Familiarization with geography was another aspect of life that I latched onto. By the halfway point of the trip, I took a daring step of exploration. Waking up impressively early for once, I chose to spend my unheard-of free time indulging in a staple of Hong Kong cuisine, diner-styled breakfast. However, my family was busy on that fateful morning, so I took the decision to head down to the city on my own. I took the curving mountain roads many times, but in the heat of newfound independence, I momentarily lost myself on one of the old and rusting stairs that dotted the city. My expression bled frustration and anxiety, but a nice grandma offered me directions. After a few minutes of struggling and embarrassing conversation, I found my way down to the main town.
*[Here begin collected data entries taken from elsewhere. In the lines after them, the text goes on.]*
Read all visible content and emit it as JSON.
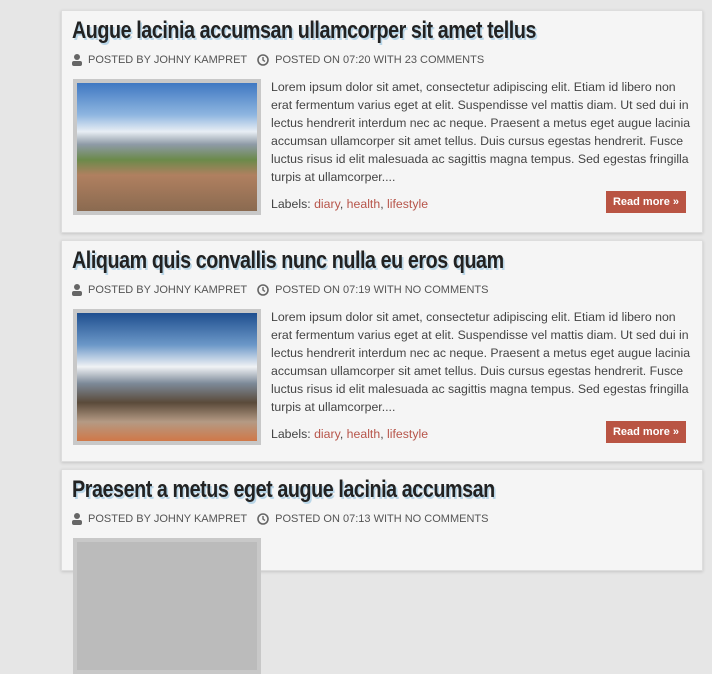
{
  "posts": [
    {
      "title": "Augue lacinia accumsan ullamcorper sit amet tellus",
      "author": "POSTED BY JOHNY KAMPRET",
      "posted": "POSTED ON 07:20 WITH 23 COMMENTS",
      "body": "Lorem ipsum dolor sit amet, consectetur adipiscing elit. Etiam id libero non erat fermentum varius eget at elit. Suspendisse vel mattis diam. Ut sed dui in lectus hendrerit interdum nec ac neque. Praesent a metus eget augue lacinia accumsan ullamcorper sit amet tellus. Duis cursus egestas hendrerit. Fusce luctus risus id elit malesuada ac sagittis magna tempus. Sed egestas fringilla turpis at ullamcorper....",
      "labels_prefix": "Labels:",
      "labels": [
        "diary",
        "health",
        "lifestyle"
      ],
      "read_more": "Read more »"
    },
    {
      "title": "Aliquam quis convallis nunc nulla eu eros quam",
      "author": "POSTED BY JOHNY KAMPRET",
      "posted": "POSTED ON 07:19 WITH NO COMMENTS",
      "body": "Lorem ipsum dolor sit amet, consectetur adipiscing elit. Etiam id libero non erat fermentum varius eget at elit. Suspendisse vel mattis diam. Ut sed dui in lectus hendrerit interdum nec ac neque. Praesent a metus eget augue lacinia accumsan ullamcorper sit amet tellus. Duis cursus egestas hendrerit. Fusce luctus risus id elit malesuada ac sagittis magna tempus. Sed egestas fringilla turpis at ullamcorper....",
      "labels_prefix": "Labels:",
      "labels": [
        "diary",
        "health",
        "lifestyle"
      ],
      "read_more": "Read more »"
    },
    {
      "title": "Praesent a metus eget augue lacinia accumsan",
      "author": "POSTED BY JOHNY KAMPRET",
      "posted": "POSTED ON 07:13 WITH NO COMMENTS"
    }
  ]
}
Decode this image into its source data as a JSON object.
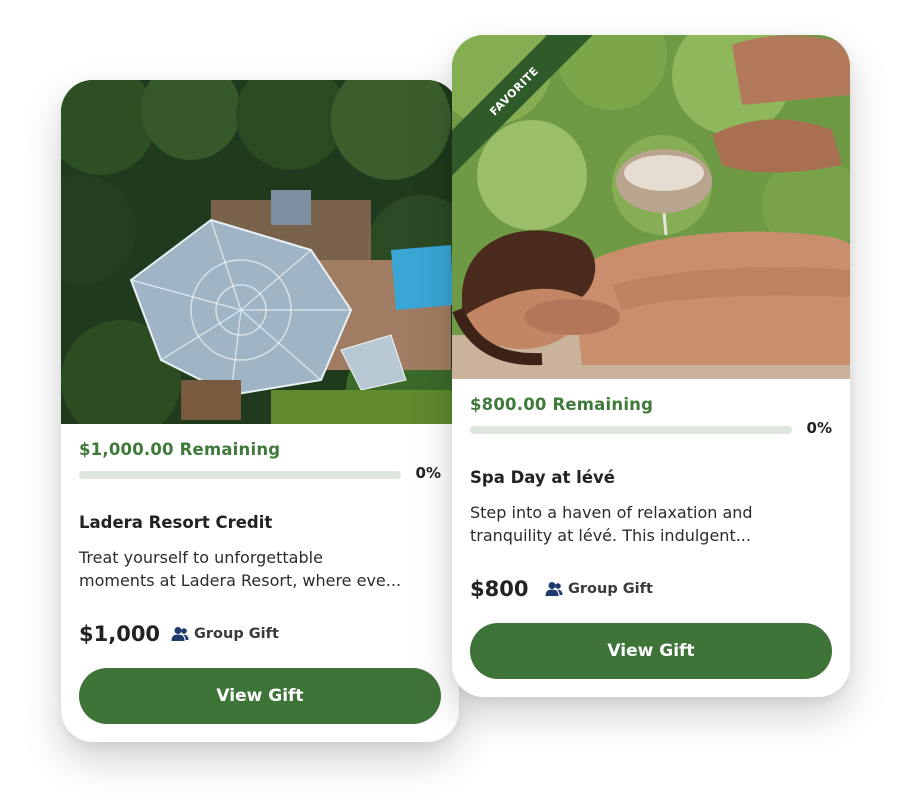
{
  "colors": {
    "accent_green": "#3f7a3b",
    "button_green": "#3f7438",
    "progress_track": "#dde6dc",
    "ribbon_green": "#2f5a2a",
    "group_icon": "#1f3b6e"
  },
  "cards": [
    {
      "image_subject": "aerial view of resort with glass domes, pool and forest",
      "remaining": "$1,000.00 Remaining",
      "progress": 0,
      "progress_label": "0%",
      "title": "Ladera Resort Credit",
      "description_line1": "Treat yourself to unforgettable",
      "description_line2": "moments at Ladera Resort, where eve...",
      "price": "$1,000",
      "group_label": "Group Gift",
      "group_icon": "people-icon",
      "button_label": "View Gift"
    },
    {
      "ribbon": "FAVORITE",
      "image_subject": "woman receiving a spa massage with oil bowl, forest background",
      "remaining": "$800.00 Remaining",
      "progress": 0,
      "progress_label": "0%",
      "title": "Spa Day at lévé",
      "description_line1": "Step into a haven of relaxation and",
      "description_line2": "tranquility at lévé. This indulgent...",
      "price": "$800",
      "group_label": "Group Gift",
      "group_icon": "people-icon",
      "button_label": "View Gift"
    }
  ]
}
The noodles I ate that morning were a rewarding experience that I never felt before. 

As I continued to explore the crowded streets of Hong Kong, the protests were brewing. Following the announcement of an Extradition Bill between Hong Kong and the mainland, nearly two million people went out onto the streets in protest. While the protests grew increasingly violent with tear-gas and injuries piling up, I tried to maintain an impartial view of a clueless foreigner, but the heavy atmosphere weighed on me. I thought the idea of relating to the protests to be false and unnatural as I was accustomed to believing myself to be different. Not fully Canadian, but neither completely Hong Konger, However, my aunt saw my struggle for identity, and took me to one of the rallies. Pounding rain bounced off the vibrantly colored umbrellas, and for several hours I saw hundreds of thousands of people marching in unison. 

For the first time, I saw and experienced a common struggle. Not from the sideline comfort of a dead suburb, or on the Television of my family’s 19th-floor apartment, but in the heart of a city in peril. When I returned home to Toronto, I questioned everything. How truly “authentic” was my trip, and how could I relate to a city I only visited once? Then I ate. In my deep thought, I had already consumed half of my delicious HK-Styled Baked Tomato Pork Chop Rice, and then I looked around. I heard endless conversations in pure Cantonese, and cups of silky smooth milk teas being served to customers at a systematically frenetic pace.

The moment took me back to Hong Kong, and I saw the deep roots that connected me to a city I only experienced a few weeks ago. In Cantonese, the word for “go” is “去” (pronounced “heoi”), and when describing the action of going to destination, this is nearly always the universal term. Not for Hong Kong though. I, alongside my siblings, family and friends use the word “返“ (pronounced “faan”), meaning “return”. 返香港.